Six points lie on the circumference of a circle. How many different triangles can be drawn having some of these points as vertices?
To determine the number of different triangles that can be drawn using the six points on the circumference of a circle, we need to consider the different possibilities.
1. Choose any 3 points:
There are 6 points on the circumference of the circle, so we can choose any 3 points out of the 6. We can calculate this using combinations, denoted as "nCr," where n is the total number of objects and r is the number of objects chosen.
In this case, we need to find the number of ways to choose 3 points out of 6, so the calculation is:
6C3 = (6!)/(3!(6-3)!) = (6x5x4)/(3x2) = 20
So, there are 20 different triangles that can be formed by choosing any 3 points.
2. Choose 3 consecutive points:
We can also consider choosing 3 consecutive points on the circumference of the circle. Since the circle is a closed curve, these points will always make a triangle. We can start choosing any of the 6 points and count the number of possibilities.
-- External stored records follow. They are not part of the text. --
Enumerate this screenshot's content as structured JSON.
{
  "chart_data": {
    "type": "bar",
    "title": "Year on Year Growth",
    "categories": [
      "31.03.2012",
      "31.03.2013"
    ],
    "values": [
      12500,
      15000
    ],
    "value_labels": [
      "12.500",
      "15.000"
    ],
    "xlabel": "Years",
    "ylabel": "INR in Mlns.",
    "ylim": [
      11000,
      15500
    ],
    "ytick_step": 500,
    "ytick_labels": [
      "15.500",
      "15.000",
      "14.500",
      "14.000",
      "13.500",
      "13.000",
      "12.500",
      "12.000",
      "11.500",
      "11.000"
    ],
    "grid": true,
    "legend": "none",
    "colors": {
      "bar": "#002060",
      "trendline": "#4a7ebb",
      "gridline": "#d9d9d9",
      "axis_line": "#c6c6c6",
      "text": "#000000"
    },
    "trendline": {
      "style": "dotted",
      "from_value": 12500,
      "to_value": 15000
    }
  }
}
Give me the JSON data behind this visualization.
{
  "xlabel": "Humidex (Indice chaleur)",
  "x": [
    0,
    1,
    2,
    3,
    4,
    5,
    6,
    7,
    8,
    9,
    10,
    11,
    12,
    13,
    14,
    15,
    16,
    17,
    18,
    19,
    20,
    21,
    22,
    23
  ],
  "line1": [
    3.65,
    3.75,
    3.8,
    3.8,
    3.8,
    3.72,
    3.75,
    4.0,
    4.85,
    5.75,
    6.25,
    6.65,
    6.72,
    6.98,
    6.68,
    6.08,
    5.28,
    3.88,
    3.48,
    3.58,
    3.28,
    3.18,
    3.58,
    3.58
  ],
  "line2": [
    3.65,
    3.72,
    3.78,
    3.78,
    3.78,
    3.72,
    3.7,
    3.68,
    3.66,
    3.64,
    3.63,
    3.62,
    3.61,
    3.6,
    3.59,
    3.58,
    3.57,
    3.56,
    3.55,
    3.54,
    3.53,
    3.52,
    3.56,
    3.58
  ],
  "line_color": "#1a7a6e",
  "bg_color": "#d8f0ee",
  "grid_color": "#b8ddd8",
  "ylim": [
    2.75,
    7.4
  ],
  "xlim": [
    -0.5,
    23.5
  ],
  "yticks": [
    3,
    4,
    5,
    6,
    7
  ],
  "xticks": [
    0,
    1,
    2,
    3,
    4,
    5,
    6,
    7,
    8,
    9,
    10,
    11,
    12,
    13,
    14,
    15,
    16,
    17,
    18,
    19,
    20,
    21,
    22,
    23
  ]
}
There are 6 consecutive sets of 3 points on a circle:
- Set 1: (1, 2, 3)
- Set 2: (2, 3, 4)
- Set 3: (3, 4, 5)
- Set 4: (4, 5, 6)
- Set 5: (5, 6, 1)
- Set 6: (6, 1, 2)
So, there are 6 different triangles that can be formed by choosing 3 consecutive points.
3. Choose 2 points and a midpoint:
In this case, we choose 2 points and a third point from the remaining 4 points to create a triangle. Again, we can use combinations to calculate the number of possibilities.
We have 6 points to choose from to form the first vertex of the triangle. Once we choose one point, there are 5 remaining points to choose from for the second vertex. Finally, out of the remaining 4 points, we choose one as the third midpoint. So, the calculation is:
6C1 * 5C1 * 4C1 = 6 * 5 * 4 = 120
So, there are 120 different triangles that can be formed by choosing 2 points and a midpoint.
Overall, the total number of different triangles that can be drawn using the six points on the circumference of a circle is:
Number of triangles formed by choosing any 3 points + Number of triangles formed by choosing 3 consecutive points + Number of triangles formed by choosing 2 points and a midpoint
= 20 + 6 + 120
= 146
Therefore, there are 146 different triangles that can be drawn using these six points.
To find out the number of different triangles that can be formed using six points on the circumference of a circle, we can use the concept of combinations.
We can choose any three points from the six points to form a triangle, as long as the three points do not lie on a straight line.
To calculate the number of combinations, we can use the formula for combinations:
C(n, r) = n! / (r!(n-r)!)
In this case, we have n = 6 (the total number of points) and r = 3 (the number of points needed to form a triangle).
Using the formula, we can calculate the number of combinations:
C(6, 3) = 6! / (3!(6-3)!)
= 6! / (3! * 3!)
= (6 * 5 * 4) / (3 * 2 * 1)
= 20
Therefore, there are 20 different triangles that can be formed using six points on the circumference of a circle.